Reasons for Memory Safety:
- Less error prone and simpler for beginners, the default is what 
the *correct* behavior should be. They organically discover @safe 
writing C bindings.
- Less error prone for advanced users, won't accidentally call a 
C function that isn't explicitly verified as being @trusted.
- Switch to @safe by default won't introduce potential security 
bugs from extern(C) functions not being annotated @system in the 
switch.
- Proven implementation by other safe languages (Rust).

Reasons for Simplicity:
- simpler logic for the compiler
- simpler rules for the user that default to *incorrect* code
- Fear of the unknown, unforeseen complexity
- trust Walter


This is where the divide is, from my perspective. There's this 
fear of the unknown, that making it slightly more complicated 
will introduce these unforeseen complications that will far 
outweigh any benefit that is added from it.

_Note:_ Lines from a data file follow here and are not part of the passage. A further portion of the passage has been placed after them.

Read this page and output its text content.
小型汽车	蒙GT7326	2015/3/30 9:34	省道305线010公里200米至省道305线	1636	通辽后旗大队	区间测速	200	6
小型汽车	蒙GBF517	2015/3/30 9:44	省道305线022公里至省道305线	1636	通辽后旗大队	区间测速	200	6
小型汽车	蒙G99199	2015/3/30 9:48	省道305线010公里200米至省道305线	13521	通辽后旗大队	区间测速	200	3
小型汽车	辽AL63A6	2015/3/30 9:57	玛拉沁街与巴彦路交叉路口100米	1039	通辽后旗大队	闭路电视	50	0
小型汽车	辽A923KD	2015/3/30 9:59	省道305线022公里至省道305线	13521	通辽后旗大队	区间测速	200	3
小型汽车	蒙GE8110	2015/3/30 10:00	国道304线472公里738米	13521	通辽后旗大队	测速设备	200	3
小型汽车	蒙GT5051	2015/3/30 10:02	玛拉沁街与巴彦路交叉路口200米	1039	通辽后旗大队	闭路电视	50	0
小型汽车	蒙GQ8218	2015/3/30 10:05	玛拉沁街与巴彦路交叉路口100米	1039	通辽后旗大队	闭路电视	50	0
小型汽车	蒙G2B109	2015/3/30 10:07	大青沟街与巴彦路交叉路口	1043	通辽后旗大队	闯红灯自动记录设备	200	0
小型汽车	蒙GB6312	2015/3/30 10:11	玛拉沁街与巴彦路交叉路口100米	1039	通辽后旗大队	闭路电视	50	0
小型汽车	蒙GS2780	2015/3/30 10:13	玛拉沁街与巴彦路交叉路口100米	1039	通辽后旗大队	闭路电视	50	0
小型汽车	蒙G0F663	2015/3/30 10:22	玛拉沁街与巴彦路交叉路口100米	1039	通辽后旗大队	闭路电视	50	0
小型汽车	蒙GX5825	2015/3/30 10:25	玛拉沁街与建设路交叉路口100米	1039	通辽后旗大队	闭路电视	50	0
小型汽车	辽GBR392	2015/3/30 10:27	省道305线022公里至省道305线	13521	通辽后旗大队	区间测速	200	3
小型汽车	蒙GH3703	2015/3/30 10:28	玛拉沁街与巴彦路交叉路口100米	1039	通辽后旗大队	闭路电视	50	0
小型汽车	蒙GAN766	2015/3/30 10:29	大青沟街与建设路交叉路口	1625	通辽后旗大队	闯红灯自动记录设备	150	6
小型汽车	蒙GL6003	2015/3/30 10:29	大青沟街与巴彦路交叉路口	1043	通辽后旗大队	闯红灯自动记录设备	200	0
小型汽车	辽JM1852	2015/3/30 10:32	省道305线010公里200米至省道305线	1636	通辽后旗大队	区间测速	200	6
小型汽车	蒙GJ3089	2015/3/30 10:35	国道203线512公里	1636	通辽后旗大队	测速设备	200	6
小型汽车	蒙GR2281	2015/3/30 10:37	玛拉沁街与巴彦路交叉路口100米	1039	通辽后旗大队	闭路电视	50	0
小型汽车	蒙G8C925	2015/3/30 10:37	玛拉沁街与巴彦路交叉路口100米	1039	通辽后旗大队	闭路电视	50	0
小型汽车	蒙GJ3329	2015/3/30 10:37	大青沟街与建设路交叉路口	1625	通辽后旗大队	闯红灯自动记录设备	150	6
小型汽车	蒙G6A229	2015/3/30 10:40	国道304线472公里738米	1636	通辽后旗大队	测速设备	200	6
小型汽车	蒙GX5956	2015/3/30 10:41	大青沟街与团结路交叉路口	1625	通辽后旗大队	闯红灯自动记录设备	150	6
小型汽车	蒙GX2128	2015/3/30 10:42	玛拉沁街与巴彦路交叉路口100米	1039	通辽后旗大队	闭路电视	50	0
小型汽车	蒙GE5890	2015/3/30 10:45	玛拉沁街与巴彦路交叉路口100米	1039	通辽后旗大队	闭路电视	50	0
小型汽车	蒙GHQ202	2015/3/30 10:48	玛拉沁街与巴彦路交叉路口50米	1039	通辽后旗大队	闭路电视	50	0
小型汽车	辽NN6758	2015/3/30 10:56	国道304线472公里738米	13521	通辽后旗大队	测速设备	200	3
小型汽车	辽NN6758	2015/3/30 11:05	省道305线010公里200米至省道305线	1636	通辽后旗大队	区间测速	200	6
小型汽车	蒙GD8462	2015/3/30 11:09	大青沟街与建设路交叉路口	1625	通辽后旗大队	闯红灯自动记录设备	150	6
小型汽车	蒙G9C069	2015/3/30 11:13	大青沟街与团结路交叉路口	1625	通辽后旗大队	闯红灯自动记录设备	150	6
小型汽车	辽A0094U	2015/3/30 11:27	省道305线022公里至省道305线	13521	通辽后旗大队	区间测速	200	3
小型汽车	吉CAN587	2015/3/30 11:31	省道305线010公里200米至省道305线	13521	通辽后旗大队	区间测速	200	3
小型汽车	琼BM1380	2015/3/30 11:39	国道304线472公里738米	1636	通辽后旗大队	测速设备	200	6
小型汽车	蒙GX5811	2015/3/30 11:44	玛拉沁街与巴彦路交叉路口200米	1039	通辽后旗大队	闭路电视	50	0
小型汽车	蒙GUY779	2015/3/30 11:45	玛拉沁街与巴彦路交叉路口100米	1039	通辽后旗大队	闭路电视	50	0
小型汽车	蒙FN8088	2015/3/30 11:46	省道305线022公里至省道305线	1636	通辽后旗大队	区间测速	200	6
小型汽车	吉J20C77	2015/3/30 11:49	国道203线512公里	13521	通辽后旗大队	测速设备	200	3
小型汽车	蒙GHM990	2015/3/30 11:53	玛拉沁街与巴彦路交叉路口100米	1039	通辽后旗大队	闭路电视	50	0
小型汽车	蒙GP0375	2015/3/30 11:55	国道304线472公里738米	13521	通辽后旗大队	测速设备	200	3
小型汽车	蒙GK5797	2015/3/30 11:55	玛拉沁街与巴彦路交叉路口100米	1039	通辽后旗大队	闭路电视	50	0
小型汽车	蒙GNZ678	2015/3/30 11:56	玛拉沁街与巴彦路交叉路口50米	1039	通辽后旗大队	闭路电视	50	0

I don't see what that can be. There are other languages that have 
safe by default, and then have C declarations be unsafe by 
default. They don't have any of these devastation complications 
you seem to think that there will be.

This is what doesn't sit right with me. If you could give an 
example of a complication that could occur, then I think you 
could get more people onboard. But it would have to be 
justifiable against the increased security risk of having 
extern(C) declarations be @safe by default. For a DIP that is 
trying to increase safety, it is a bit ironic that it will also 
be reducing safety at the same time.

Otherwise right now, as it stands, this basically boils down to 
Logic Vs. Fear.

> Please keep in mind that I've made other unpopular decisions 
> that have proven their worth over time. I hope you'll reserve 
> judgement until we all see how this change plays out.
>
> If it does turn out badly, it's on me and I'll take my lumps.

You've also done the opposite, you can't justify it with such a 
statement unless you've never made a mistake. This whole process 
is suppose to avoid exactly this; a single person taking a gamble.